One of the central questions from Foucault’s Government of the Self and Others lectures at the College De France is in answering how, by binding oneself to the truth, the self is exercising freedom? This question animates the core of our democratic experiment since its philosophical founding in ancient Greece. How precisely are the micro power mechanisms that function in democratic societies to limit equal decision making linked to truth, and to truth-telling?
What we find emerging at a certain moment in ancient Greek society is a form of speech in public that became dependent on challenging power, and became linked to courage-as-a-form of truth-telling. In the generation of the democratic civic discourse, Parresia arises in a way to replace the performative speech act that had been linked to Oracular truth.
The genealogy of this form of truth-telling (Parresia), becomes the subject of an entire year of lectures from 1982 – 1983, wherein Foucault’s late project on the subjectivization and technologies of the self are of course at their zenith. The term “Parresia” is typically associated with a lesser-known Christian term referring to rhetoric speaking freely, or speaking openly. What Foucault seeks to do is trace this concept to the formation of democratic discourse and in so doing, isolate the role of Parresia. He presents the “schemata” of Parresia’s evolution throughout history, particularly in ancient Greece.
It is the truth-telling itself that creates the rupture, so it is unlike a performative act that gives rise to a determined event. Parresia is about the content of the statement, not its effectual outcome. In his tracing of Parresia as a philosophical concept, Foucault seeks to follow what he refers to as the “dramatics of true discourse” – or the discursive formations that the truth-speaking subject is conditioned by. Three figures/archetypes are identified in the “dramatics of true discourse” — the minister, critical discourse, and the revolutionary.
Parresia is the demonstrative fact of telling the truth, but its precise meaning is highly ambiguous. Is it a form of rhetoric, or a form of thought, or put simply, is it the purest thought? Parresia is most certainly a way of telling the truth. But it does not consist in discourse or in the structure of language and rhetoric. You have to look to the speaker, or the risk the truth-teller makes when he/she speaks to find Parresia.
Parresia is what binds the speaker to the fact that what he is saying is the truth, and to the consequences that telling the truth bring. It does not require an institutionalized context (Pg. 61, Lecture 4):
We can say there is Parresia when the statement of this truth constitutes an irruptive event opening up an undefined or poorly defined risk for the subject who speaks (Pg. 63).

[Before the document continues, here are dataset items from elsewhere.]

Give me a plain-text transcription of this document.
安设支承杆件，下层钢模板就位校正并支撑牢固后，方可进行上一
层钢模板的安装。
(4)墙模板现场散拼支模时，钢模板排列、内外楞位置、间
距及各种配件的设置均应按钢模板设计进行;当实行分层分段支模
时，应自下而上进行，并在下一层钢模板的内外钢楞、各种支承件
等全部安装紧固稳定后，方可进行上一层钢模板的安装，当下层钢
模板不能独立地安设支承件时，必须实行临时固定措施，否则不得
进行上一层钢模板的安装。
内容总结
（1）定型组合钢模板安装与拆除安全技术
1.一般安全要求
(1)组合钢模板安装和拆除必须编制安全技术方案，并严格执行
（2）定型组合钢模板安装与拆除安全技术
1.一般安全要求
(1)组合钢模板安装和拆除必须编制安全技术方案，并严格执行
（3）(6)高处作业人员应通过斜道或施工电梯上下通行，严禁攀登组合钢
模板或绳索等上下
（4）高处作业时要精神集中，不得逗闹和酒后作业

Foucault points out that the subject who is deploying Parresia is himself overwhelmed and caught up in a discourse that determines his ontological place in the discourse. Parresia determines subjectivity in a democratic discourse. The subject of Parresia is making a pact that what he says is the truth, and also that he is prepared to live up to the consequences of his truth-telling statements. What is most important is that the parrephesiast is someone who declares his own freedom in the act of speaking, to that extent, unlike a performative act that requires a social status, the parrephesiast act depends on courage.
Thus it is a way of speaking that lays one open to a risk by constituting oneself as a partner to the speech act of Parresia. It brings into question the relationship between freedom and truth for the self.
Parresia can be broken down into three categories in society that people inhabit – i.e. three potential relations to Parresia.
o The first category are those that have no power to make a difference, who lack wealth. These people tend to detest all that is wrong in society and feel powerless.
o The second category are those that can do something, those with birth and power. This is the elite. But their wisdom means that they do not concern themselves with politics.
o The third category are those that are rich and powerful but they refuse to only be concerned with sophi (wisdom) but who are also concerned with logos and polis.
Using the example of Euripidies’ play Ion, we find that when Ion is prevented from attaining Parresia because of being a bastard – i.e. of not having legitimate links to a mother, we see that Parresia is not merely power itself nor is it merely the status of being a citizen. Ion cannot attain Parresia through the status of his father, but it can only come through the line of his mother, but Foucault insists that this does not mean that Parresia represents a matrilineal right necessarily (Pg. 104).
It does lead Foucault to posit that:
Parresia is a discourse spoken from above, which comes form a source higher than a citizen, and which is different than the pure and simple exercise of power (Pg. 104).
Parresia leaves others the ability to speak and allows others the freedom to obey, and leaves them free in so far as they will only obey if they can be persuaded. Parresia consists in making use of this discourse that exists in the polis that manages debate and the forming of opinions.
The beauty of these lectures are in their analysis of the historical transition in ancient Greece between oracular based truth-telling to political truth-telling. This of course is the main theme of the play Ion.